Like Mary we treasure and ponder, but we don’t always know where this is all going. I think of Joseph who died before seeing the man he raised as his own son crucified and risen from the dead. I’m sure he knows now, but it must have been difficult at times.
In the chapter that comes in the middle of the discussion of the charisma, or gifts of the Spirit, Paul talks about living with only part of the picture.
For our knowledge is fragmentary (incomplete and imperfect), and our prophecy (our teaching) is fragmentary (incomplete and imperfect).
But when the complete and perfect (total) comes, the incomplete and imperfect will vanish away (become antiquated, void, and superseded).

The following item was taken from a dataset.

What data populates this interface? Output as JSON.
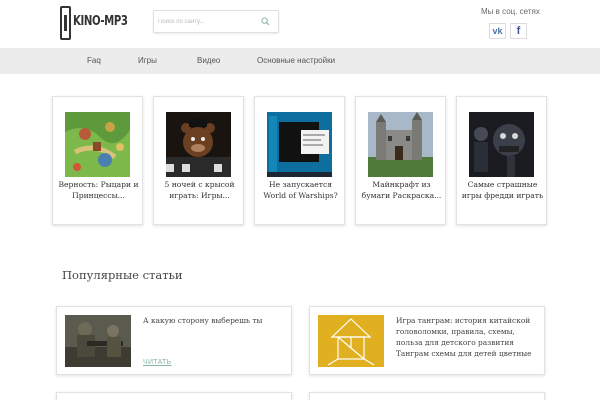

When I was a child, I talked like a child, I thought like a child, I reasoned like a child; now that I have become a man, I am done with childish ways and have put them aside.
For now we are looking in a mirror that gives only a dim (blurred) reflection [of reality as in a riddle or enigma], but then [when perfection comes] we shall see in reality and face to face! Now I know in part (imperfectly), but then I shall know and understand fully and clearly, even in the same manner as I have been fully and clearly known and understood [by God].
And so faith, hope, love abide [faith—conviction and belief respecting man’s relation to God and divine things; hope—joyful and confident expectation of eternal salvation; love—true affection for God and man, growing out of God’s love for and in us], these three; but the greatest of these is love. (1 Cor. 13: 10 – 13 Amplified)
So what do we do in the meantime, when we see only in part?
We have faith that He will not lead us astray.
We cooperate with Holy Spirit living in us in the development of our character that leads to hope that does not disappoint.
And when we don’t know what we are doing, we err on the side of love.
We love because He loved us first and He gives us the ability to extend to others the grace He extended to us.
Sometimes following Jesus means saying, in all humility, “I don’t know. But I have come to believe, and to know, that Jesus Christ is the Holy One of God and I choose to follow Him.”